9M18 CNP of RM573m missed expectations while corresponding sales of RM1.47b is also behind our FY18E target of RM2.61b. No dividends, as expected. Expect Singapore (Sentosa Cove) and Xiamen 2 to come on-line soon. Reduce FY18-19E CNP by 15-16% on weaker sales targets. Maintain MARKET PERFORM with a TP of RM1.70.
9M18 CNP of RM573m missed expectations as it only made up 67% each of consensus and our FY18E estimates; this is the second consecutive disappointing quarter. This was mainly due to weak property billings on the back of lower local launches and fewer inventory sales (e.g. Trilinq, Singapore). Additionally, we were also anticipating Xiamen 2, China launch in 4Q18 (RM0.6b GDV out of c. RM5b) which would have resulted in strong billings as launches can only take place after the construction progress reached 50% completion; but based on management’s guidance, they are only likely to launch GDV of RM0.2b by 4Q18. 9M18 sales of RM1.47b only made up 56% of our FY18E target of RM2.61b. No dividends, as expected.

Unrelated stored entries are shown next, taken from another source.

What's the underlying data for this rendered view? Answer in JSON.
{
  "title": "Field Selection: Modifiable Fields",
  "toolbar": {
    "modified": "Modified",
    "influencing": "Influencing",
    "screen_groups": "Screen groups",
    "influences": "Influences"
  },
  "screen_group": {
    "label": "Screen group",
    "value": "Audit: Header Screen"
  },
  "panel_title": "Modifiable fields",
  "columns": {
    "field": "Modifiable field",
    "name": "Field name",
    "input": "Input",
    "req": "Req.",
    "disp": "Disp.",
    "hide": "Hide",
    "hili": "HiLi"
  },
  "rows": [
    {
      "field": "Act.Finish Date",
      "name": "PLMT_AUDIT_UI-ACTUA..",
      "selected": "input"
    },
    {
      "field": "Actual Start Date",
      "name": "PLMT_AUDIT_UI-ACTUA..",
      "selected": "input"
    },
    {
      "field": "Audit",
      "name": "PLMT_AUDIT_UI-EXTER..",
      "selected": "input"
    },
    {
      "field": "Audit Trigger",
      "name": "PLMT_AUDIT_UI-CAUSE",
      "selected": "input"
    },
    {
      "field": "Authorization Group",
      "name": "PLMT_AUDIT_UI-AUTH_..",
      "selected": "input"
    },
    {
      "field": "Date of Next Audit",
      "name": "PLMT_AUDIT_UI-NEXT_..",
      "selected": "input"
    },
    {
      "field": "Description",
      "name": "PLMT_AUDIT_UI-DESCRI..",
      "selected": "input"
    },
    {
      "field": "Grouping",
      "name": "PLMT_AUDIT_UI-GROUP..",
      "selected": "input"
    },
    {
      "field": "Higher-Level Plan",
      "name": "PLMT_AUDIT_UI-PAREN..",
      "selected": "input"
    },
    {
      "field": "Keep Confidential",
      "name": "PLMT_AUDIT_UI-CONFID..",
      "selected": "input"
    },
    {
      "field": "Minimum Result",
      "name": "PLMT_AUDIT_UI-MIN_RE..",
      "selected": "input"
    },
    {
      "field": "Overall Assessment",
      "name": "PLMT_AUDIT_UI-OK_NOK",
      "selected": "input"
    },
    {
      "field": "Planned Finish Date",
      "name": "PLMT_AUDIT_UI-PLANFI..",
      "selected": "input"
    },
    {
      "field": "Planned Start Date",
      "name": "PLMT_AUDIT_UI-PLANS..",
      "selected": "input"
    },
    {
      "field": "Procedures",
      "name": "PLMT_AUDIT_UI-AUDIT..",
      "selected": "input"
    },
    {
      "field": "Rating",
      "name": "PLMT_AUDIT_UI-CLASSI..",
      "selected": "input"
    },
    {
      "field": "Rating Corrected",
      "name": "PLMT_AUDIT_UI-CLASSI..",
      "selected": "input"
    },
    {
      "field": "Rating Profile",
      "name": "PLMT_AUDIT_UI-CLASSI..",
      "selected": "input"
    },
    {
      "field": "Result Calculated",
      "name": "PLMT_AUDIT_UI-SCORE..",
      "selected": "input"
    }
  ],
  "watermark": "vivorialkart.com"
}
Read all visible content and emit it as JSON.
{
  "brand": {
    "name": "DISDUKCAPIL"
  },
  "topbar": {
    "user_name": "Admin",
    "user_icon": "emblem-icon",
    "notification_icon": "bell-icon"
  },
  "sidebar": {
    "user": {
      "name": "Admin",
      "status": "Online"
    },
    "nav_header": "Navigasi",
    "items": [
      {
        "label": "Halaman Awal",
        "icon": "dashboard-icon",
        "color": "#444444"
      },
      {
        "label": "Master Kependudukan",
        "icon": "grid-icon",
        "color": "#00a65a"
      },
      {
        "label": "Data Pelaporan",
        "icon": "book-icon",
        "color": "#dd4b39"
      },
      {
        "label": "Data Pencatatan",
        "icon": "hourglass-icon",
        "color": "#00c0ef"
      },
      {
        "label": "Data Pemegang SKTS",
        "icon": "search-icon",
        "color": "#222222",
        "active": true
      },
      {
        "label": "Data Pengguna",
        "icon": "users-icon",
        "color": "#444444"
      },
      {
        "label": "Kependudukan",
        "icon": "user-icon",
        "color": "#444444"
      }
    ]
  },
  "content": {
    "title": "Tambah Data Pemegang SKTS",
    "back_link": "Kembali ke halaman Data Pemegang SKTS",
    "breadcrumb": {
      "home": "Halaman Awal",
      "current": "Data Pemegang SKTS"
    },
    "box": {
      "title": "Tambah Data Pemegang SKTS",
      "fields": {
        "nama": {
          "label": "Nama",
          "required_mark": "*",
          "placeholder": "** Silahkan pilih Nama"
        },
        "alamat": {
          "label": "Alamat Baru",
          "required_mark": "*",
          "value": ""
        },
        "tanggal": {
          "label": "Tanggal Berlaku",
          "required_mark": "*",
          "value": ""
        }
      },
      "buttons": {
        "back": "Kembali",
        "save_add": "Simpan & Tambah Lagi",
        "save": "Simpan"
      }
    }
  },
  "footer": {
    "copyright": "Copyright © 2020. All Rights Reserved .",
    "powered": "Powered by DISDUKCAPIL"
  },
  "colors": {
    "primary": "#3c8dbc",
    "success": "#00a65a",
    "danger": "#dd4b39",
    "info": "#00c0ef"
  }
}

Margin improvements help mitigate softer top-lines. QoQ, 3Q18 CNP rose by 33% to RM220m despite the 23% drop in revenue, largely due to a 1.6ppt improvement in group EBIT margin to 36.4%, thanks to property investment and development, and a more normalized associate/JCE contribution. YoY, although 9M18 revenue declined by 29%, group EBIT margin expanded by 8.4ppt to 36.4% due to similar reasons mentioned above, which only resulted in 9M18 CNP being only marginally weaker (-1%). Positively, net gearing has eased to 0.53x (2Q18: 0.56x) (we prefer less than 0.5x net gearing).
Less new launches. There is no official sales target for FY18. To date, local launches have been slower as the group has only launched RM1.0b YTD (mainly from on-going townships) due to uncertainties leading up to GE-14 while the landscape remains challenging as IOIPG’s products are in the mid-to-high-end segment. For the remaining part of the year, the group will be launching Xiamen 2 (as mentioned above). There is also another c.RM0.2b GDV remaining for Trilinq, Singapore to be sold as well. We gather that soft launch of its Sentosa Cove projects, namely Cap Royale and Seascape, which have a combined GDV of RM6.6b, will be taking place soon. These JCE projects are completed ones, meaning billings of sales will be like Trilinq. However, risk lies with timing of SPA sales from the Sentosa Cove project spilling over into FY19 while we note that Sentosa Cove projects are luxurious ones, which may take a longer time to clear compared to Trilinq.
Reduce FY18-19E CNP by 15-16% as we reduce FY18-19E sales targets by 15-11% to RM2.21b-RM2.40b to account for the lower value launch for Xiamen 2 and timing of release of Sentosa Cove projects. We also change our sales mix to reflect more Sentosa Cove sales and fewer local launches. Unbilled sales have dropped by 21% QoQ to RM990m which provide less than 1-year visibility. Risk to our estimates lie with the speed of its Sentosa Cove sales.
Maintain MARKET PERFORM with an unchanged TP of RM1.70 based on 68% discount to its FD RNAV of RM5.31. Although results have disappointed, our RNAV discount is at historical peak levels whilst its FY18-19E core PER of 12.8-12.3x is also close to trough levels with potential yields of 3.8%.
Risks include: (i) weaker/stronger-than-expected property sales, (ii) margin fluctuations, (iii) changes in real estate policies/lending environments, and (vi) M&A/cash-calls.